First, when requesting a benefit from government organizations that could be considered preferential treatment (e.g., an individual tax cut), businesses should consider whether the benefit complies with the AML’s administrative monopoly requirements. They would be unprepared otherwise for the residual risk of losing the benefit.

Second, corporations may apply administrative monopoly rules proactively if their business suffers as a result of a distortion of Competition caused by government regulations or actions (including notably local government bodies). Generally, an “advocacy approach” to changing distortive laws and practices improves when supported by a strong statute such as the AML.

Conclusion & to-do’s

The updated AML and the Abuse of Dominance Rules target dominant e-commerce and other platform operators in terms of abuse of dominance. According to them, the changes indicate that new damage theories, such as self-preferencing, may be utilized in China. Some dominating corporations, on the other hand, will be unaffected by the revisions in the amended AML and the Abuse of Dominance Regulation.

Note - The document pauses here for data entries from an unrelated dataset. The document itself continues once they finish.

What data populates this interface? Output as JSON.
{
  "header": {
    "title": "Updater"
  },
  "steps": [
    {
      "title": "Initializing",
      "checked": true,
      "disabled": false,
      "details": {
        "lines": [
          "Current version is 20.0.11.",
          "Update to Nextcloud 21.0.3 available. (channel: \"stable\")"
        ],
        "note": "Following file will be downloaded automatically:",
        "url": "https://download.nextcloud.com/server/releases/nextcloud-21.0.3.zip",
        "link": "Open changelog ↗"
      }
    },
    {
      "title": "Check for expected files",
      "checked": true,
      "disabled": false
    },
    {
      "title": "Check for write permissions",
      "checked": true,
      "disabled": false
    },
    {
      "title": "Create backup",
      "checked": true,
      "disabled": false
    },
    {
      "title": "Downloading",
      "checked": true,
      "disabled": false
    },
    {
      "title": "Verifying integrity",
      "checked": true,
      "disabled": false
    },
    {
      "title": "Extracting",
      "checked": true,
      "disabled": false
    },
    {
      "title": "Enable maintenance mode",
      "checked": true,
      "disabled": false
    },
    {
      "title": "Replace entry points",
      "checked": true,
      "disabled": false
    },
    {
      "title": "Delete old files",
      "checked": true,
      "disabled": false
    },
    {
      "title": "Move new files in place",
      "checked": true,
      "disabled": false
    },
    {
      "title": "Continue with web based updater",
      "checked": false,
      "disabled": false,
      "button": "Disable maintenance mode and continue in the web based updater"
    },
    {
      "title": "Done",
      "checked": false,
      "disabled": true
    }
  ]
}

Regarding IPR misuse, the IPR Abuse Regulation has had a rather limited impact. The IPR Abuse Regulation, in conjunction with the 2020 IPR antitrust guideline, creates a complex regulation body for corporations in IPR-intensive industries.

The main takeaway from the revised AML and the Administrative Monopoly Regulation in terms of government restrictions to Competition is that they demonstrate the AML’s beefed-up status in the national policy pecking order, as well as the continued focus on addressing government restrictions to competition (in particular restrictions imposed by local governments).

Companies should:

  • Ensure that their intellectual property or licensing departments are in sync with their antitrust law colleagues to ensure complete compliance with the IPR Abuse Regulation and other AML implementing laws.
  • Conduct a high-level antitrust screening if they engage in “package licensing” (e.g., portfolio licensing) as a licensor or licensee;
  • Determine whether any benefits granted by Chinese government bodies (such as tax breaks) withstand AML and FCRS scrutiny – especially when new important decisions are made (e.g., where to build a factory)
  • Consider conducting an AML study for those (e.g., local) government competition restrictions that hinder a level playing field with (e.g., local) competitors, and include the AML analysis in any prospective “advocacy approach.”

Further compliance screening is advised for potentially dominant e-commerce and other platform operators.